On one of our projects, we’ve been using the Comtrol RocketModem IV for several years, for both modem communications and FAXing (with Hylafax). All of our RMIVs have been completely reliable and very easy to get working under Linux, particular Ubuntu/Debian which includes the rocket driver in-the-box.
Then we got a new card; it looks like the old cards; but according to the rocket driver it does not exist.
We initially suspected a bad card. We were unable to test with the floppy-image diagnostics on the Comtrol web site, because like most of the rest of the world we stopped ordering floppy drives in new machines several years ago. Comtrol support helpfully pointed us at a CD .ISO for the diagnostics, in here:
ftp://ftp.comtrol.com/contribs/rocketport/diagnostics/rocketmodem/
…without mentioning any reason why this information would not be on their support web site in 2008.
The diagnostics showed a 100% functional card. It finally dawned on me that I might need an updated driver for the current card; and this turned out to be true. The current RocketModem IV is not recognized at all by the rocket module in-the-box in Linux.
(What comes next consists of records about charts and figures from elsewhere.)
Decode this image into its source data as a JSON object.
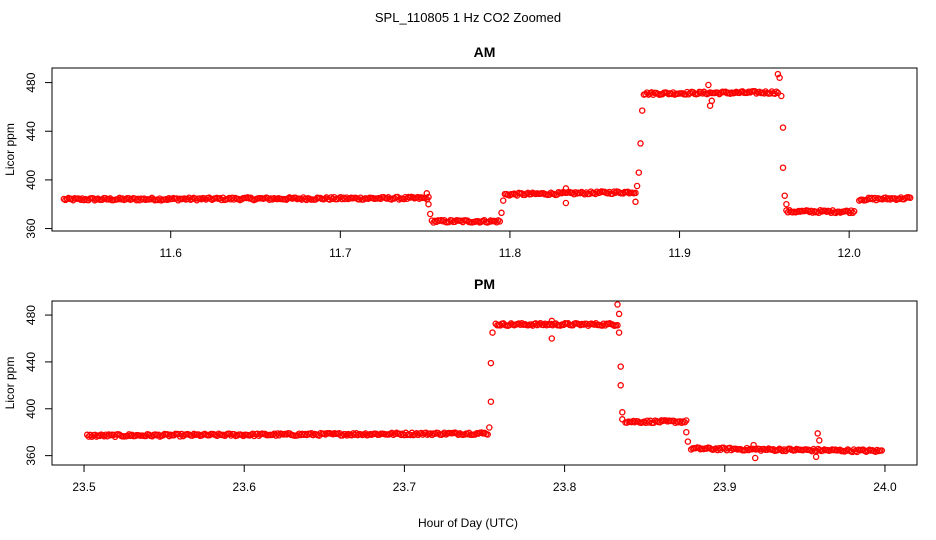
{
  "title": "SPL_110805  1 Hz CO2 Zoomed",
  "xlabel": "Hour of Day (UTC)",
  "colors": {
    "points": "#ff0000",
    "axes": "#000000",
    "background": "#ffffff"
  },
  "chart_data": [
    {
      "id": "am",
      "type": "scatter",
      "title": "AM",
      "ylabel": "Licor ppm",
      "xlim": [
        11.53,
        12.04
      ],
      "ylim": [
        358,
        492
      ],
      "xticks": [
        11.6,
        11.7,
        11.8,
        11.9,
        12.0
      ],
      "xtick_labels": [
        "11.6",
        "11.7",
        "11.8",
        "11.9",
        "12.0"
      ],
      "yticks": [
        360,
        400,
        440,
        480
      ],
      "ytick_labels": [
        "360",
        "400",
        "440",
        "480"
      ],
      "segments": [
        {
          "x": [
            11.537,
            11.752
          ],
          "y": [
            384,
            385
          ]
        },
        {
          "x": [
            11.754,
            11.794
          ],
          "y": [
            366,
            366
          ]
        },
        {
          "x": [
            11.797,
            11.874
          ],
          "y": [
            388,
            390
          ]
        },
        {
          "x": [
            11.879,
            11.958
          ],
          "y": [
            471,
            472
          ]
        },
        {
          "x": [
            11.963,
            12.003
          ],
          "y": [
            374,
            374
          ]
        },
        {
          "x": [
            12.006,
            12.036
          ],
          "y": [
            384,
            385
          ]
        }
      ],
      "transitions": [
        {
          "x": 11.751,
          "y": 389
        },
        {
          "x": 11.752,
          "y": 380
        },
        {
          "x": 11.753,
          "y": 372
        },
        {
          "x": 11.795,
          "y": 373
        },
        {
          "x": 11.796,
          "y": 383
        },
        {
          "x": 11.833,
          "y": 393
        },
        {
          "x": 11.833,
          "y": 381
        },
        {
          "x": 11.874,
          "y": 382
        },
        {
          "x": 11.875,
          "y": 395
        },
        {
          "x": 11.876,
          "y": 406
        },
        {
          "x": 11.877,
          "y": 430
        },
        {
          "x": 11.878,
          "y": 457
        },
        {
          "x": 11.917,
          "y": 478
        },
        {
          "x": 11.918,
          "y": 461
        },
        {
          "x": 11.919,
          "y": 465
        },
        {
          "x": 11.958,
          "y": 487
        },
        {
          "x": 11.959,
          "y": 484
        },
        {
          "x": 11.96,
          "y": 469
        },
        {
          "x": 11.961,
          "y": 443
        },
        {
          "x": 11.961,
          "y": 410
        },
        {
          "x": 11.962,
          "y": 387
        },
        {
          "x": 11.963,
          "y": 380
        }
      ]
    },
    {
      "id": "pm",
      "type": "scatter",
      "title": "PM",
      "ylabel": "Licor ppm",
      "xlim": [
        23.48,
        24.02
      ],
      "ylim": [
        352,
        492
      ],
      "xticks": [
        23.5,
        23.6,
        23.7,
        23.8,
        23.9,
        24.0
      ],
      "xtick_labels": [
        "23.5",
        "23.6",
        "23.7",
        "23.8",
        "23.9",
        "24.0"
      ],
      "yticks": [
        360,
        400,
        440,
        480
      ],
      "ytick_labels": [
        "360",
        "400",
        "440",
        "480"
      ],
      "segments": [
        {
          "x": [
            23.502,
            23.752
          ],
          "y": [
            377,
            379
          ]
        },
        {
          "x": [
            23.757,
            23.833
          ],
          "y": [
            472,
            472
          ]
        },
        {
          "x": [
            23.838,
            23.876
          ],
          "y": [
            389,
            389
          ]
        },
        {
          "x": [
            23.879,
            23.998
          ],
          "y": [
            366,
            364
          ]
        }
      ],
      "transitions": [
        {
          "x": 23.753,
          "y": 384
        },
        {
          "x": 23.754,
          "y": 406
        },
        {
          "x": 23.754,
          "y": 439
        },
        {
          "x": 23.755,
          "y": 465
        },
        {
          "x": 23.792,
          "y": 475
        },
        {
          "x": 23.792,
          "y": 460
        },
        {
          "x": 23.833,
          "y": 489
        },
        {
          "x": 23.834,
          "y": 481
        },
        {
          "x": 23.834,
          "y": 465
        },
        {
          "x": 23.835,
          "y": 436
        },
        {
          "x": 23.835,
          "y": 420
        },
        {
          "x": 23.836,
          "y": 397
        },
        {
          "x": 23.836,
          "y": 391
        },
        {
          "x": 23.876,
          "y": 380
        },
        {
          "x": 23.877,
          "y": 372
        },
        {
          "x": 23.918,
          "y": 369
        },
        {
          "x": 23.919,
          "y": 358
        },
        {
          "x": 23.958,
          "y": 379
        },
        {
          "x": 23.959,
          "y": 373
        },
        {
          "x": 23.957,
          "y": 359
        }
      ]
    }
  ]
}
Getting it going was an adventure; the short version is that to get the current RocketModem IV to work on any vaguely current Linux kernel, you need to poke around the Comtrol web site and find the beta 3.08 driver, in here:
ftp://ftp.comtrol.com/beta/rmodem/drivers/u_pci/linux/
then do the usual apt-get of a build environment, make, sudo make install, /etc/init.d/rocket start.
Production Deployment
Of course the instructions above are for development / test usage; it is a very poor practice to do the above installation on production hardware, because it makes no accommodation for the inevitable stream of upgrades coming through the packaging mechanism, and because in most cases sysadmins prefer to not have a build environment on production hardware at all (ever).
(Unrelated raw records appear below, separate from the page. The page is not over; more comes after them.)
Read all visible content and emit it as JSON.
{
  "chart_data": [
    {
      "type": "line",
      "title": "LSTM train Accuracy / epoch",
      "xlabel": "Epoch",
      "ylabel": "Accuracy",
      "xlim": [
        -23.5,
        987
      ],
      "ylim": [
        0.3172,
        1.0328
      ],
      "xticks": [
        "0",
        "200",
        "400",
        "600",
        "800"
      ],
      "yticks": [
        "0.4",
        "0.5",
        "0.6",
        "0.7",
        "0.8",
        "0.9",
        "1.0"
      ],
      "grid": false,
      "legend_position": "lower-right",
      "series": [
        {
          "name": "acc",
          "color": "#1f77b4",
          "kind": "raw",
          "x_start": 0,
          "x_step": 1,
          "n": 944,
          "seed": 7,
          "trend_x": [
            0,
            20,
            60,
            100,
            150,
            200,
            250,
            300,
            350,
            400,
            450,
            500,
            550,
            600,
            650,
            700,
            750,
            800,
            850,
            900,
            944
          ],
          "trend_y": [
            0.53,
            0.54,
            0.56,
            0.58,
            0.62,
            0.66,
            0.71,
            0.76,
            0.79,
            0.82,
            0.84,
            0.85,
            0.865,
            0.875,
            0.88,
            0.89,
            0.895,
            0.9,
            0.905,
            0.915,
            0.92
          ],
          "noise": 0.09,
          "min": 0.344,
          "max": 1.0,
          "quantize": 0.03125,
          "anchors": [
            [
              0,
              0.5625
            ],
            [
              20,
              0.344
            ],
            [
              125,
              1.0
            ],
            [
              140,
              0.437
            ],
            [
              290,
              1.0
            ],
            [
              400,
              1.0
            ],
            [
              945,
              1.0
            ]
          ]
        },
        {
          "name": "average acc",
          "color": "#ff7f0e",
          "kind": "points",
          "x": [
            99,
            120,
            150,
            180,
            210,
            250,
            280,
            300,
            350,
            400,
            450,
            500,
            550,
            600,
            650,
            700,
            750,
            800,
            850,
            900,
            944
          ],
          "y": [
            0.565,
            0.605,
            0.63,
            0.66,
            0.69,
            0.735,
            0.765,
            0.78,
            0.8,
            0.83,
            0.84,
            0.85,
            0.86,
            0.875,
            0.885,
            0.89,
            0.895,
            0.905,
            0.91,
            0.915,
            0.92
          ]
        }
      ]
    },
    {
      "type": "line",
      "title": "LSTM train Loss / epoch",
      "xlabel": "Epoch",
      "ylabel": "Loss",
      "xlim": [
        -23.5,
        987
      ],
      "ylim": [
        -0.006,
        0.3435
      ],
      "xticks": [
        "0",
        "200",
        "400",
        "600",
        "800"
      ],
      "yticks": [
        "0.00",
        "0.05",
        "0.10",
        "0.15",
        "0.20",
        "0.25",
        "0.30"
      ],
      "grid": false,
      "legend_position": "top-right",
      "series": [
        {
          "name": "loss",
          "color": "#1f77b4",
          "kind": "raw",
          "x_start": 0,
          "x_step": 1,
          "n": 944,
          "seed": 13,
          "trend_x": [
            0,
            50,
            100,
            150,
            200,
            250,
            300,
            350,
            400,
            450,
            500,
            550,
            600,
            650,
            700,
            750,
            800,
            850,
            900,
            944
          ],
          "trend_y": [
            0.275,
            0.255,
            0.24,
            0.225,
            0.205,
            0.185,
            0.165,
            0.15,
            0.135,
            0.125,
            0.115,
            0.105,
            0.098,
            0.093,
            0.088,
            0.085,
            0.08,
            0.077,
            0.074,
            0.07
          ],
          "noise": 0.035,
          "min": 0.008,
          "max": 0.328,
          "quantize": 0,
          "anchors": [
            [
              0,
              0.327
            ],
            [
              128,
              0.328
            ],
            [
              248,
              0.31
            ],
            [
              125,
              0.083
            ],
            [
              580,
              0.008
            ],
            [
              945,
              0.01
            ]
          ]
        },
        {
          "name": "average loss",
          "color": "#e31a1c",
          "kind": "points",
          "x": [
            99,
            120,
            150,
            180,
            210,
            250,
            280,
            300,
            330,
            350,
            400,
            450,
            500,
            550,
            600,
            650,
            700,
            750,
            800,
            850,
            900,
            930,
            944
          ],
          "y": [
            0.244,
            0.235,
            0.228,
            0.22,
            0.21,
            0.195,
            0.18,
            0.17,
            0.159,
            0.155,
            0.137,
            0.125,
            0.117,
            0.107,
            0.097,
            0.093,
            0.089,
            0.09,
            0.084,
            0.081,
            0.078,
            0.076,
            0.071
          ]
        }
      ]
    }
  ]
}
I am no packaging / Debian expert, but I can see two workable paths to good production deployment for kernel modules like this:
1) Use checkinstall or similar mechanism to create a package which installs the binary modules; set things up so that the resulting package depends on the proper kernel package version. As new kernel packages appear, make new package versions to accommodate them, and likewise for each architecture (i386, amd64).
2) recast the raw source .tar file, as a source-deb package suitable for use with the Debian module-assistant mechanism.
I’d love to hear from any Debian/Ubuntu experts on the relative merits of these approaches.
Perhaps in a few years, things will settle back to the previous bliss of a working driver in the Linux “box”.
Update: I’ve posted a .deb for this here.